Trampling Out the Vintage (Read: Grapes of Wrath)
I finished reading John Steinbeck’s The Grapes of Wrath a few weeks ago. I’d intended to write about it a lot sooner, but long hours at work and the usual Holiday Madness torpedoed my good intentions until now.
Plus, the darn thing is just so weighty, I needed some time to think about it.
Spoiler alert: I’m going to talk a little about some plot points in the novel, so if you haven’t read it, don’t read further unless you mind a little revelation.
I probably won’t add any amazing new insights on The Grapes of Wrath here — it is one of the most acclaimed and book-reported novels of all time, after all. But there a few things I’d like to talk about in terms of how it impacted me.
First, I think I was surprised by how political the novel was. I know that Steinbeck was a fairly vocal author on the Big Issues of his day, but knowing that and reading that were two different things. The interstitial chapters and their folksy monologues were just about the most damning essays I’ve ever read on the essential truths of the American way of life. Yet they also seemed –to me at least– celebrations of the very thing they condemned: the small but deep ways in which Americans show their compassion to their fellow human being or look out for their loved ones. What a tangled web we weave!
Of course, much of the celebration (and criticism) of the book concerns the gloomy picture Steinbeck painted of Depression-era America. Some critics accused him of playing up the bad stuff, and Steinbeck says he underplayed it, not wanting to reveal how truly horrible the Hoovervilles and working conditions in California were at the time. I can say there were definitely parts of the book I didn’t want to read because it was just so bleak. I felt like I was in an audience for a horror movie:
“Turn back, Tom, don’t get in the car!”
or
“Aw Tom, don’t talk to that deputy, you know he just wants to rile you up so he can arrest you!”
Ma Joad was the character I most identified with — hands balled up in my lap, I sat in the cab of the Joad’s Hudson Super-Six, just hoping we’d make it across the desert with the family intact. But deep down, I knew it wasn’t to be, no matter how many times I told everyone it was going to be okay.
Speaking of the desert — as usual, Steinbeck nails sense-of-place. I felt the dust under my tattered shoes, in my eyes, choking my lungs. I smelled the gasoline on the highway and the rotting metal of the scrapyard. Held my nose against the stench of the latrines in the camps and the rotting fruit in the orchards. The people they meet along the way are described in the vivid detail I expect from Steinbeck. I truly lived the journey west with the Joads.
Finally, the image at the end of the book is one of the most talked about images at the end of ANY book — and I was not expecting it. I’d managed to avoid any spoilers until about a week before when a friend said to me: “all I remember is there were breasts at the end.”
Excuse me?!
Of course, it wasn’t quite what I’d envisioned…

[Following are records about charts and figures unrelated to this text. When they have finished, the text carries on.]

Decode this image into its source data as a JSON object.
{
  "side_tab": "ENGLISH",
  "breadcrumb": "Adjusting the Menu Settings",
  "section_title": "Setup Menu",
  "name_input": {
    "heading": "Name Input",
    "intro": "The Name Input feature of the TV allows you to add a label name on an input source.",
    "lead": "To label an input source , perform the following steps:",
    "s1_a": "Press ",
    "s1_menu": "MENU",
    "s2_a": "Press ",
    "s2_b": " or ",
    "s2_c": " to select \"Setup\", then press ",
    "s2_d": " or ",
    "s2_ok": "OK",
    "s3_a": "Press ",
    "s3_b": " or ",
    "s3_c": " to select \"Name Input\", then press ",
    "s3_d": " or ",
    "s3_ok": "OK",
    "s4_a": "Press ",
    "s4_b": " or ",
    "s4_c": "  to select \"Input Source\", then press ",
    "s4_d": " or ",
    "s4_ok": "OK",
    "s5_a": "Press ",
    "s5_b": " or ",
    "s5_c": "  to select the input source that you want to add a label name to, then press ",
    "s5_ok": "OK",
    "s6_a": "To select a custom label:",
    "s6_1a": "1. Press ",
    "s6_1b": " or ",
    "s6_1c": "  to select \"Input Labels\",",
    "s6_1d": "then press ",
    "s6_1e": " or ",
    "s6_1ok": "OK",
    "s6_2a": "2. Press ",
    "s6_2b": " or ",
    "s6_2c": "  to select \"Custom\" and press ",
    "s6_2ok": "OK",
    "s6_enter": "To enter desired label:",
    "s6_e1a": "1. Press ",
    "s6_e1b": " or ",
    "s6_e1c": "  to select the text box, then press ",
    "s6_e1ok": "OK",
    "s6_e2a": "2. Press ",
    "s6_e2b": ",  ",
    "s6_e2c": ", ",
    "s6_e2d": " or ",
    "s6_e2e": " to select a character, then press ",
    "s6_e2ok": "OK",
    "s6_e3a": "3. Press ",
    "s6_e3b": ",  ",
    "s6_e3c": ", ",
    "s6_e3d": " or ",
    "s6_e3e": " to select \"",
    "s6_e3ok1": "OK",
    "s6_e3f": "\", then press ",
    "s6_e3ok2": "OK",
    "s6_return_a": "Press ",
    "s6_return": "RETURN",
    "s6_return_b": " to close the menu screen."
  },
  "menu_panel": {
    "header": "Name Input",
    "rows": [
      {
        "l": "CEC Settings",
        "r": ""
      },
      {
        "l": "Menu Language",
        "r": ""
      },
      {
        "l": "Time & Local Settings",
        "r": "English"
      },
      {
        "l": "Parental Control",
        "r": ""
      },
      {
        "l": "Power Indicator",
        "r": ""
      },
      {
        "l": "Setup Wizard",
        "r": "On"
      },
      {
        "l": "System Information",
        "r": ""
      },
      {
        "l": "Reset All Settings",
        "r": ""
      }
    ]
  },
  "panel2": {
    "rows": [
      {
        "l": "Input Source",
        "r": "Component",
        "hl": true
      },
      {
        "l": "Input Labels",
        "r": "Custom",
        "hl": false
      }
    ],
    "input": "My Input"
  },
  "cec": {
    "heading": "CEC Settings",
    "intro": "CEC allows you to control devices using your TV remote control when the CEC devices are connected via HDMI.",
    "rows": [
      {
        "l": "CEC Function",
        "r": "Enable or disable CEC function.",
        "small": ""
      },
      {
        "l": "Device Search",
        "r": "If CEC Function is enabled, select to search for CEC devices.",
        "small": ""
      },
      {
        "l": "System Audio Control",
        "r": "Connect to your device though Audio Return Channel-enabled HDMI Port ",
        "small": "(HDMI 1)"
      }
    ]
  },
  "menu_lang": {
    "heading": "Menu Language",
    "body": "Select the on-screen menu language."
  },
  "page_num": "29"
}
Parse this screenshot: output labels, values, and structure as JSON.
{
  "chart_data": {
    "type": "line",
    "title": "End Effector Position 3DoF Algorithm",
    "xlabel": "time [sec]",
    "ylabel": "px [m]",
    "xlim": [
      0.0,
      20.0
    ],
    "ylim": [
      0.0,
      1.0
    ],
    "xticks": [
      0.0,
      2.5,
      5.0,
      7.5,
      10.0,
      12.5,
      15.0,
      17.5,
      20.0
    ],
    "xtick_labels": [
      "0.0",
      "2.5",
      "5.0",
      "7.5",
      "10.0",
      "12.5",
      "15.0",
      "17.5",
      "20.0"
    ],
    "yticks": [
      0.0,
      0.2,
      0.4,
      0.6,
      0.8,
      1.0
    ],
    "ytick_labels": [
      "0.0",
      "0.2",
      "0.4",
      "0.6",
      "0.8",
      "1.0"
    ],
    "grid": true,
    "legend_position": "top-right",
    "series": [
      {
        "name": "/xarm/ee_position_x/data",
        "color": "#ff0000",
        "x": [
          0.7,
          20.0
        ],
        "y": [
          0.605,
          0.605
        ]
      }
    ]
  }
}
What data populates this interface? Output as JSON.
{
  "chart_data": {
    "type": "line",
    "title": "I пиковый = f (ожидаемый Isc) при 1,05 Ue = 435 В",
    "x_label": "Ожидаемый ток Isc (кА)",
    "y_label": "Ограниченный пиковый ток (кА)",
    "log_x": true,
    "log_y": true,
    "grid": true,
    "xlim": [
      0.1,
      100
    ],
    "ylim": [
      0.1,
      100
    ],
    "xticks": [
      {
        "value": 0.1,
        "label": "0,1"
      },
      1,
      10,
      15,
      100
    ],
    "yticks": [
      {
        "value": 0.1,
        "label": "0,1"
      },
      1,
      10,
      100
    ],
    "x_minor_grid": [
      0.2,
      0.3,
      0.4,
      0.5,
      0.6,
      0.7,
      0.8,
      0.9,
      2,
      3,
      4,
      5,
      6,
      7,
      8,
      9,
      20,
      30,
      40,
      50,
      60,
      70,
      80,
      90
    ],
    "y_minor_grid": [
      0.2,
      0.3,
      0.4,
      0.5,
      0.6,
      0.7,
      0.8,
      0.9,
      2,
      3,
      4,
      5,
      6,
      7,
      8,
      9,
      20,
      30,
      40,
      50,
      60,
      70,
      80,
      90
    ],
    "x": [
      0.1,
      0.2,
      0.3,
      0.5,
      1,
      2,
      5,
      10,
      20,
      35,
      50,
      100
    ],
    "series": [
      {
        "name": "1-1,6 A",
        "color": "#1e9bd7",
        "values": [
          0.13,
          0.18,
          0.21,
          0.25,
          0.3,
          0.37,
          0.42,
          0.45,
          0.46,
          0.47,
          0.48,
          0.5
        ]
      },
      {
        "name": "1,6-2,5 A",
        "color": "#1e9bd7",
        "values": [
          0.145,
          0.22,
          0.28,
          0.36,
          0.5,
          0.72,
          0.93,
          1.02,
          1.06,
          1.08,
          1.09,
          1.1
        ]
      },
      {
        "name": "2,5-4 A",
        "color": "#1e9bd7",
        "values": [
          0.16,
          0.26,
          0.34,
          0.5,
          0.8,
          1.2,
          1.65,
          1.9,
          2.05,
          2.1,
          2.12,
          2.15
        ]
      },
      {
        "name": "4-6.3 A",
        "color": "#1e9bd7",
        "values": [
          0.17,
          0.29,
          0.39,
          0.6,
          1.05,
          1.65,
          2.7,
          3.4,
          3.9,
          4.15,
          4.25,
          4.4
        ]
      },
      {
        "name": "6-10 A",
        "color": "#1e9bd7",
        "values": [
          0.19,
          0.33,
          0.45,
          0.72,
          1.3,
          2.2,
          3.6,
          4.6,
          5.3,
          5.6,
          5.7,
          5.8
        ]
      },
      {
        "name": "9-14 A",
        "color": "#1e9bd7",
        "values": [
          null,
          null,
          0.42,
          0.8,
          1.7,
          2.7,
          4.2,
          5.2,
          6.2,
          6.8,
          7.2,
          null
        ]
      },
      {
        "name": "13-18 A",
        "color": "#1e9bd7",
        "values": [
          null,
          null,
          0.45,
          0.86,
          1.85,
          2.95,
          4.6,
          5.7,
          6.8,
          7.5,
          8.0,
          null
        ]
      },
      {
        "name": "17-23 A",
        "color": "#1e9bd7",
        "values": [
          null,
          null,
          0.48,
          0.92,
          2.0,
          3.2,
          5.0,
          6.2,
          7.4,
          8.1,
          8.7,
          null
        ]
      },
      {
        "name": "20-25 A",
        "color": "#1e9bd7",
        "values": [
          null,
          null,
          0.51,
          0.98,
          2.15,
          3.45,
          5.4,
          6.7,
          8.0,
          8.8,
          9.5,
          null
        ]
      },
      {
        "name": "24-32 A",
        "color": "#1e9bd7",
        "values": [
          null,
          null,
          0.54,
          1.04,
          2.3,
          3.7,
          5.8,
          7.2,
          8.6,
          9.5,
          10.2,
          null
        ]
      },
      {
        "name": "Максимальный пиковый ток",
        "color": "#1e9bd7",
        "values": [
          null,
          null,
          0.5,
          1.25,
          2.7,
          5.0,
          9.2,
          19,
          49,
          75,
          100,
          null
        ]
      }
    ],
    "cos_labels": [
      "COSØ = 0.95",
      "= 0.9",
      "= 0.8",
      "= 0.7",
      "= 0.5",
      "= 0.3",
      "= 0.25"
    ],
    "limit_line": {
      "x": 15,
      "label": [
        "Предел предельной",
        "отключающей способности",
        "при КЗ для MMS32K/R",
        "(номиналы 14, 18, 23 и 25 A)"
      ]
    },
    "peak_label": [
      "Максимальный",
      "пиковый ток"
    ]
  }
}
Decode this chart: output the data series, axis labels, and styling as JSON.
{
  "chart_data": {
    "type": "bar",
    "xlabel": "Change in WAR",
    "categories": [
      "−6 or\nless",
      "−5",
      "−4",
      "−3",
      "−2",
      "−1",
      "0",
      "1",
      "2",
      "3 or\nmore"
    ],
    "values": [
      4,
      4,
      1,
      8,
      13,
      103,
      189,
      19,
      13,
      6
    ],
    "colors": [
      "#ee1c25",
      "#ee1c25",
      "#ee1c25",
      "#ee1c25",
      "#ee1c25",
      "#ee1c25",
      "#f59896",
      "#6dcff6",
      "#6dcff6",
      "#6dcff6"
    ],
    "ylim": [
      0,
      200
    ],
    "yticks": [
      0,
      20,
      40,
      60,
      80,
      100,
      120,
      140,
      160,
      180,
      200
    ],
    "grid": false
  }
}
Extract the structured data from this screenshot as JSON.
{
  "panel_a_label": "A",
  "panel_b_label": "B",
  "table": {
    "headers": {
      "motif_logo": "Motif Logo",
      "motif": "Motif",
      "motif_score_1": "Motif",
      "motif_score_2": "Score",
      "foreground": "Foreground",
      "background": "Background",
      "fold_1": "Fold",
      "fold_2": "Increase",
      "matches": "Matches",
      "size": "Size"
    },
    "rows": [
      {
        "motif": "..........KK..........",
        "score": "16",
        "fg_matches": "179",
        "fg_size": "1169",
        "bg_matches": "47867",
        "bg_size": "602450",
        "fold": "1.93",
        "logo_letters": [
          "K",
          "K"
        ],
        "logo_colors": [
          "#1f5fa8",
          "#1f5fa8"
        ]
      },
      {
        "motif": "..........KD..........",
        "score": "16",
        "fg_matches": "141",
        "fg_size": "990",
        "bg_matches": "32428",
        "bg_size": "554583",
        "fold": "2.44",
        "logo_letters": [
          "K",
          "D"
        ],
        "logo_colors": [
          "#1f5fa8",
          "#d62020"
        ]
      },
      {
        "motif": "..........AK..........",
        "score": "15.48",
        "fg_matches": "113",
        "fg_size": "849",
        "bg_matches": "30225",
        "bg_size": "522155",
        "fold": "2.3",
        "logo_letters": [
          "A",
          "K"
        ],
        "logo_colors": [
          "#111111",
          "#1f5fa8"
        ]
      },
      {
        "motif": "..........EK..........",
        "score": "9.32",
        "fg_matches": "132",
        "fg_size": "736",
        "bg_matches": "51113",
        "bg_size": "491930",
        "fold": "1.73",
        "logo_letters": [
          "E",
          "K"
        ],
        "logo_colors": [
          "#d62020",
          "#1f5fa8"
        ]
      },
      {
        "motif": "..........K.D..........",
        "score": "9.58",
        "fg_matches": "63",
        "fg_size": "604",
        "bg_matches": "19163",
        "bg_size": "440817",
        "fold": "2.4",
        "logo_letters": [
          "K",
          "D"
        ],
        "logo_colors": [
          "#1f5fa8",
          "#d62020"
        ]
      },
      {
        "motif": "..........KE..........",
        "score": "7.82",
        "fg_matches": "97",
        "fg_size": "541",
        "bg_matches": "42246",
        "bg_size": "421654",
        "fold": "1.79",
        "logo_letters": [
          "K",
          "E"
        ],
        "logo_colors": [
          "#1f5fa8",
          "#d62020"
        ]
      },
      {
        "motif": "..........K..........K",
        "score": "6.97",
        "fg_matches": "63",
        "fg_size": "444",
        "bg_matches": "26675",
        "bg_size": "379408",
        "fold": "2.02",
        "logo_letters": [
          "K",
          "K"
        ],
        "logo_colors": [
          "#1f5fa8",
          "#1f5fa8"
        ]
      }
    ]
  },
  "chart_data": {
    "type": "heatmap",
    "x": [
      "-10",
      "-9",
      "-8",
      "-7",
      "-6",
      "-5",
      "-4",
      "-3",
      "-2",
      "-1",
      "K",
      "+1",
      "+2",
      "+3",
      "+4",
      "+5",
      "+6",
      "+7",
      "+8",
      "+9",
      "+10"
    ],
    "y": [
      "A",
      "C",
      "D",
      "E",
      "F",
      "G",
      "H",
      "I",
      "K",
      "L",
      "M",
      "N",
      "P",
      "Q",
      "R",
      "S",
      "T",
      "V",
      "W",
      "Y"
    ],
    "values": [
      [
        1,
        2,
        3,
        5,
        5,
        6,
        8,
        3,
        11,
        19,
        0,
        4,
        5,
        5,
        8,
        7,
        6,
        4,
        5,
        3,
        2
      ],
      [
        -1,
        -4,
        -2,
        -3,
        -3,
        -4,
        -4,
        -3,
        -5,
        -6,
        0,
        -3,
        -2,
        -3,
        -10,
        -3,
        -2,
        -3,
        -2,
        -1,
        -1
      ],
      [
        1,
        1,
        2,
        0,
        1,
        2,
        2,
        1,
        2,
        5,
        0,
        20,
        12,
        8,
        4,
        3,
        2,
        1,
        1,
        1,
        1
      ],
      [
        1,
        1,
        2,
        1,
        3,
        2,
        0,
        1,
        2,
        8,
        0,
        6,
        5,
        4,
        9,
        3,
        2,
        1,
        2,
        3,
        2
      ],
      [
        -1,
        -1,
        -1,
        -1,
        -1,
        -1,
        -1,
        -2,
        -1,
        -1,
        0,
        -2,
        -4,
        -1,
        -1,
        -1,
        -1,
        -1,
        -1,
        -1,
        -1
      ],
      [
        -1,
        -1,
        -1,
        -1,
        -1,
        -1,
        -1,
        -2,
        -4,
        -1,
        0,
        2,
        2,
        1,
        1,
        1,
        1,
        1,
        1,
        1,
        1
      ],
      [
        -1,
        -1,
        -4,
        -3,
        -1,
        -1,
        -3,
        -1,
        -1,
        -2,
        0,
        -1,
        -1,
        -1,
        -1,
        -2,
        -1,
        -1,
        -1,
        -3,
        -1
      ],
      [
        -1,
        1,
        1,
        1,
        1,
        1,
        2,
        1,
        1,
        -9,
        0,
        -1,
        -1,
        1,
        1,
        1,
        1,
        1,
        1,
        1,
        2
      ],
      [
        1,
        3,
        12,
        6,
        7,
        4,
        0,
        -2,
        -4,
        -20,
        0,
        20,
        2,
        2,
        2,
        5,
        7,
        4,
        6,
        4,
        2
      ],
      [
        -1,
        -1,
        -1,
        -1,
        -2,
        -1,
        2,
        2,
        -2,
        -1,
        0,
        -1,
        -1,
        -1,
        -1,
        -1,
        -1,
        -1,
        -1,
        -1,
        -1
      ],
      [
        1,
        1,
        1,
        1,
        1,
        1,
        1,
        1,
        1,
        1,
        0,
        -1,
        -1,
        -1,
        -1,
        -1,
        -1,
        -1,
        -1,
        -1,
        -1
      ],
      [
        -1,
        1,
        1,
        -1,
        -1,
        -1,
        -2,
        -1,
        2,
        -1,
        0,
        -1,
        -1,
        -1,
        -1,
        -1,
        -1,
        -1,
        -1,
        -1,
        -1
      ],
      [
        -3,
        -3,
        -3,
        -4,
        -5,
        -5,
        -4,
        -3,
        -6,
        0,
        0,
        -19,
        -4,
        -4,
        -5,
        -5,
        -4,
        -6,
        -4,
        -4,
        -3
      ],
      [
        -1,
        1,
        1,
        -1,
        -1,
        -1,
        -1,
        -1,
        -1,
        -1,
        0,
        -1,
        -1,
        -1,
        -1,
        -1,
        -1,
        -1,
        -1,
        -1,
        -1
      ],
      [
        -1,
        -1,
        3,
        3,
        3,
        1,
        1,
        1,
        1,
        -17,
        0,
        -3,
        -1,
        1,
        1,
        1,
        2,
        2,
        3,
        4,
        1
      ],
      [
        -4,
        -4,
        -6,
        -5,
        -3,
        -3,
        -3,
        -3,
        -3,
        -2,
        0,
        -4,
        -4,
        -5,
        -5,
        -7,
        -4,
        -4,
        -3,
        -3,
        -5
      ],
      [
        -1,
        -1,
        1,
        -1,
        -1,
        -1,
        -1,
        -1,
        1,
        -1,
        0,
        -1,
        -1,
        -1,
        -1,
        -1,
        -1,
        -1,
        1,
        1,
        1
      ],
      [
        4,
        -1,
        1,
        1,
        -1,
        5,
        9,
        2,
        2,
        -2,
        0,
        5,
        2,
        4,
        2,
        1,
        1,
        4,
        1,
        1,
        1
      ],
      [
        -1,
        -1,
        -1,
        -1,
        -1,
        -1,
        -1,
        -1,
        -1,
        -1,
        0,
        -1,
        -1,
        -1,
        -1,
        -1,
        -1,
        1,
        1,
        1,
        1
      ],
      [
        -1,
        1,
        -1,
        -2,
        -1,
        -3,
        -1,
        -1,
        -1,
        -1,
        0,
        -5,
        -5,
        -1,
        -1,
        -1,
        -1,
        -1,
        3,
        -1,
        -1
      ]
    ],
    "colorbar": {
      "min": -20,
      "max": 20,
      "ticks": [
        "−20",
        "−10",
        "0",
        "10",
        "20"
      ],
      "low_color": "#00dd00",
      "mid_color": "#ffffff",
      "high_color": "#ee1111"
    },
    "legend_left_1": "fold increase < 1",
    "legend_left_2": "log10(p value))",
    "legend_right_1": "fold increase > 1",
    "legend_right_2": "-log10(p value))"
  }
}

Rose of Sharon, barely recovered from her miscarriage, breastfeeds a starving man in the ultimate act of human compassion. It’s not really clear whether the man lives or dies because of her act — because the book ends immediately, branding that image indelibly into our minds forever.
Rose of Sharon spends most of the book a (somewhat understandably) selfish ass, so her sudden turn of compassion to me felt at first more like the author’s hand than anything motivated by her growth as a human being. The scene would be perfect on a poster for the Socialist Party or in the editorial pages. (Perhaps it has been used in both places?)
Steinbeck and I probably share some of the same socio-political views, but the image felt a little forced to me — a sudden collision between the interstitial essays and the main narrative — or a superimposition of the final title card as the credits roll. It didn’t help that I was on a marathon read at 3am, determined not to sleep until I read the final chapters and learned the final fate of the Joads.
Of course, we never do learn what happens next. They are transfigured into powerful symbols of progress and hope as John Steinbeck saw them. And as I wonder what further roads they traveled after Rose of Sharon’s compassionate act, that final image has remained with me. That’s what you hope for when you sit down to read a book.